The most one can say for the likes of Cassidy is that
he’s keeping his powder dry, hoping to remain in the Senate so that one day he
can cast a big vote against Trump in an important spot. (Cabinet
confirmation votes aren’t big enough, apparently.) In fairness, he’s done so once
before. And … it didn’t matter in the end. There weren’t enough sane
conservatives in Congress left to restrain Trump in 2021 and there sure as hell
aren’t enough now. The ones who are still sane, more or less, sound less sane
every day.
Sassoon and her colleagues deserve immense moral credit
for drawing a red line and enforcing it, but the bitter truth is that
practically no one’s going to care. The prosecutors who stood on principle in
this matter will be blackballed by the government and by Trump-friendly outfits
in the private sector. Eric Adams will be pardoned if the White House can’t
muscle anyone at the DOJ into dismissing the indictment against him, and he
will probably work in Trump’s administration eventually. Bove will end up as
attorney general or as a federal judge and Senate Republicans will vote to
confirm him, probably unanimously.
It is far too late in 2025 for honest, civic-minded
people to go to work for federal institutions in hopes of protecting them from
an administration bent on operating those institutions like a racket. The
effort will not succeed. At best, having decent, talented employees in the
ranks carrying out its work will lend Trump’s government a patina of
respectability that it doesn’t deserve. At worst, some of those decent,
talented people will become less decent as the culture of Trumpism infects them
and rots
their souls.
“I expect you will eventually find someone who is enough
of a fool, or enough of a coward, to file your motion [to dismiss the Adams
charges]. But it was never going to be me.” That’s what Hagan Scotten, another
prosecutor in the Manhattan U.S. attorney’s office, wrote in his own resignation
letter to Bove on Thursday. Those words are stirring, but the truth is
grim: There are plenty of fools and cowards around Trump who’ll do his
dirty work, including in this matter. Scotten and his colleagues won’t stop
him.
And so the best thing for those who admire Danielle
Sassoon’s show of principle to do would be to follow her example and resign
from the federal government themselves if they can afford to do so financially.

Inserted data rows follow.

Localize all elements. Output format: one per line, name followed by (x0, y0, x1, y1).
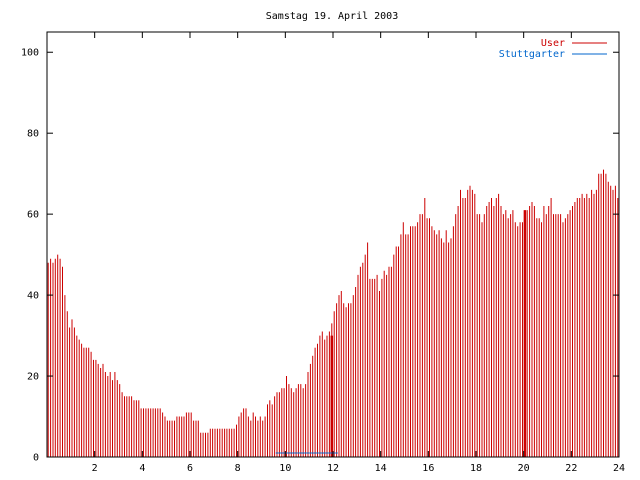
legend: User Stuttgarter (499, 38, 607, 60)
x-tick-label: 18 (470, 463, 482, 474)
x-tick-label: 14 (375, 463, 387, 474)
x-tick-label: 8 (235, 463, 241, 474)
y-tick-label: 100 (21, 48, 39, 59)
x-tick-label: 20 (518, 463, 530, 474)
y-tick-label: 60 (27, 210, 39, 221)
x-tick-label: 6 (187, 463, 193, 474)
x-tick-label: 16 (422, 463, 434, 474)
legend-label-stuttgarter: Stuttgarter (499, 49, 565, 60)
x-tick-label: 2 (92, 463, 98, 474)
legend-label-user: User (541, 38, 565, 49)
y-tick-label: 20 (27, 372, 39, 383)
x-tick-label: 10 (279, 463, 291, 474)
y-tick-label: 0 (33, 453, 39, 464)
y-tick-label: 40 (27, 291, 39, 302)
bars-group (47, 169, 619, 457)
x-tick-label: 24 (613, 463, 625, 474)
x-tick-label: 4 (139, 463, 145, 474)
chart-title: Samstag 19. April 2003 (266, 11, 398, 22)
y-tick-label: 80 (27, 129, 39, 140)
x-tick-label: 22 (565, 463, 577, 474)
x-tick-label: 12 (327, 463, 339, 474)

Everybody out. If that means the DOJ loses 50 percent of its staff overnight
and hundreds of criminal cases grind to a halt, that’s what it means. If that
means Trump starts hiring sleazebags by the thousands and installs them in
powerful law enforcement positions, that’s fine too.
In the end, we come back to where we started, with what
Americans deserve. Despite the best efforts of sane conservatives like Sarah
Isgur to keep Trump from melting down during his first term, we still got
January 6. Voters knew well enough what they were voting for this time, even if
they didn’t know the full extent. They deserve the kind of government they
elected. Everyone with a drop of integrity who’s left: out.